Yeah won't work everywhere, but will often work and sooner or later we need multi-uid anyway....

I'm realizing more and more that simply protecting an individual isn't enough. There are cases where you need to also protect say households, or partners (joint bank account), etc. I think GDPR actually comes up short in this regard, and it would be very cool if we had this capability, and then could talk about how we go beyond GDPR....

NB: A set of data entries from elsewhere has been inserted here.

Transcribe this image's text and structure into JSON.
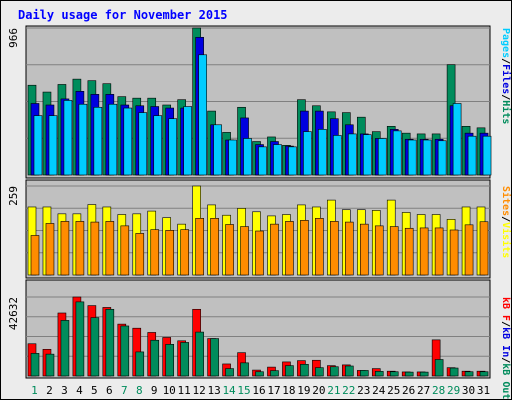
{
  "colors": {
    "background": "#c0c0c0",
    "page": "#ececec",
    "pages": "#00ccff",
    "files": "#0000e0",
    "hits": "#008c5c",
    "visits": "#ffff00",
    "sites": "#ff8c00",
    "kb_f": "#ff0000",
    "kb_in": "#0000e0",
    "kb_out": "#008c5c",
    "weekend": "#008c5c",
    "weekday": "#000000"
  },
  "chart_data": [
    {
      "type": "bar",
      "title": "Daily usage for November 2015",
      "categories": [
        "1",
        "2",
        "3",
        "4",
        "5",
        "6",
        "7",
        "8",
        "9",
        "10",
        "11",
        "12",
        "13",
        "14",
        "15",
        "16",
        "17",
        "18",
        "19",
        "20",
        "21",
        "22",
        "23",
        "24",
        "25",
        "26",
        "27",
        "28",
        "29",
        "30",
        "31"
      ],
      "weekend_days": [
        "1",
        "7",
        "8",
        "14",
        "15",
        "21",
        "22",
        "28",
        "29"
      ],
      "y_tick": "966",
      "ylim": [
        0,
        966
      ],
      "legend": [
        "Pages",
        "/",
        "Files",
        "/",
        "Hits"
      ],
      "series": [
        {
          "name": "Hits",
          "values": [
            590,
            545,
            595,
            630,
            620,
            600,
            515,
            505,
            505,
            460,
            495,
            966,
            420,
            280,
            445,
            220,
            250,
            195,
            495,
            455,
            415,
            410,
            380,
            285,
            320,
            275,
            270,
            270,
            725,
            320,
            310
          ]
        },
        {
          "name": "Files",
          "values": [
            470,
            460,
            500,
            550,
            530,
            530,
            460,
            455,
            450,
            440,
            440,
            905,
            330,
            230,
            375,
            200,
            220,
            190,
            420,
            420,
            370,
            330,
            270,
            240,
            300,
            235,
            235,
            235,
            455,
            275,
            275
          ]
        },
        {
          "name": "Pages",
          "values": [
            390,
            390,
            490,
            465,
            445,
            465,
            440,
            410,
            390,
            370,
            450,
            790,
            330,
            230,
            240,
            185,
            200,
            185,
            285,
            300,
            260,
            270,
            265,
            240,
            290,
            230,
            230,
            225,
            470,
            255,
            255
          ]
        }
      ]
    },
    {
      "type": "bar",
      "y_tick": "259",
      "ylim": [
        0,
        259
      ],
      "legend": [
        "Sites",
        "/",
        "Visits"
      ],
      "series": [
        {
          "name": "Visits",
          "values": [
            198,
            198,
            178,
            178,
            205,
            198,
            176,
            178,
            186,
            167,
            148,
            259,
            204,
            174,
            194,
            184,
            172,
            176,
            204,
            198,
            218,
            190,
            190,
            188,
            218,
            182,
            176,
            176,
            162,
            198,
            198
          ]
        },
        {
          "name": "Sites",
          "values": [
            115,
            150,
            156,
            156,
            154,
            156,
            143,
            121,
            132,
            130,
            132,
            165,
            165,
            147,
            141,
            128,
            148,
            156,
            159,
            165,
            156,
            154,
            148,
            143,
            141,
            136,
            137,
            137,
            131,
            146,
            155
          ]
        }
      ]
    },
    {
      "type": "bar",
      "y_tick": "42632",
      "ylim": [
        0,
        42632
      ],
      "legend": [
        "kB F",
        "/",
        "kB In",
        "/",
        "kB Out"
      ],
      "series": [
        {
          "name": "kB F",
          "values": [
            17400,
            14400,
            34000,
            42632,
            38000,
            37000,
            28000,
            25800,
            23500,
            20800,
            19000,
            36000,
            20200,
            6500,
            12600,
            3200,
            4800,
            7600,
            8300,
            8500,
            5600,
            6000,
            3000,
            4000,
            2600,
            2200,
            2200,
            19500,
            4500,
            2600,
            2600
          ]
        },
        {
          "name": "kB Out",
          "values": [
            12200,
            11800,
            30000,
            40000,
            31500,
            36000,
            27000,
            13000,
            19300,
            17100,
            18100,
            23700,
            20200,
            4000,
            7100,
            2300,
            2900,
            5600,
            6300,
            4500,
            5000,
            5400,
            3000,
            2500,
            2300,
            2100,
            2100,
            8900,
            4300,
            2300,
            2300
          ]
        },
        {
          "name": "kB In",
          "values": [
            0,
            0,
            0,
            0,
            0,
            0,
            0,
            0,
            0,
            0,
            0,
            0,
            0,
            0,
            0,
            0,
            0,
            0,
            0,
            0,
            0,
            0,
            0,
            0,
            0,
            0,
            0,
            0,
            0,
            0,
            0
          ]
        }
      ]
    }
  ]
}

cristianberneanu commented 5 years ago

The question that comes to my mind is what is the utility of these PII columns? Why do we ever want them included in the result set? If a specific PII column has some non-PII information in it (like for example email address or SSN from which we can infer the email provider or the sex) why not write a decoder that reduces the column to the non-PII information only?

Another issue that I see is that the account id/number/etc. is not the actual user id. The user id is the email or SSN or something else that is always related to the user in an unique way.

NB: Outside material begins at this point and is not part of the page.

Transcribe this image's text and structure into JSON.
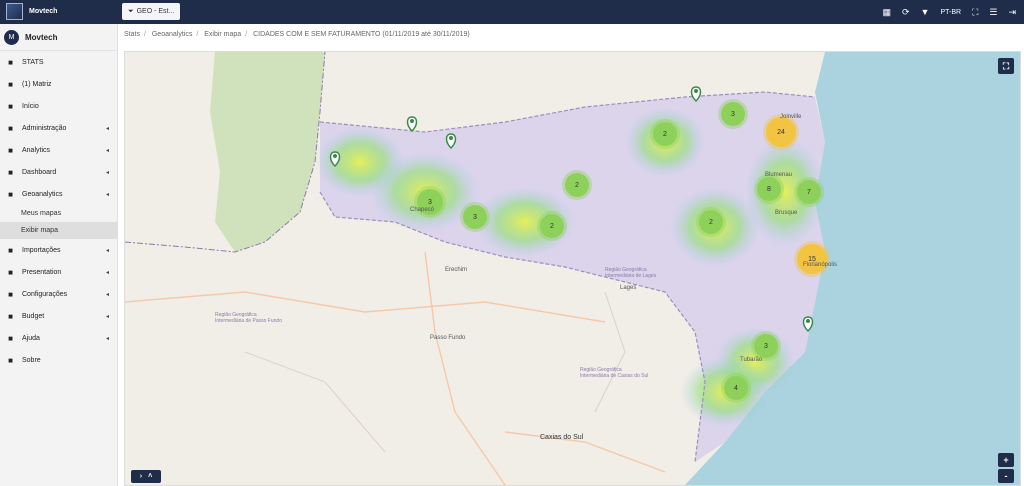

As to detecting these cases: can't we use the results from the isolating queries to automatically make a decision? If a column is 99% isolating, than we should at least warn about it (as some values can leak from it) or maybe automatically censor it always (like we do when user ids are selected).

sebastian commented 5 years ago

I am not sure the isolating cache is enough by itself. Say we have firstname, lastname, sex, and age in our dataset. Neither of these might be seen as isolating by our cache on whether columns are isolating or not, but collectively they most certainly would be. When we have a cloned natural person the combination of these attributes would still make it past the low count filter.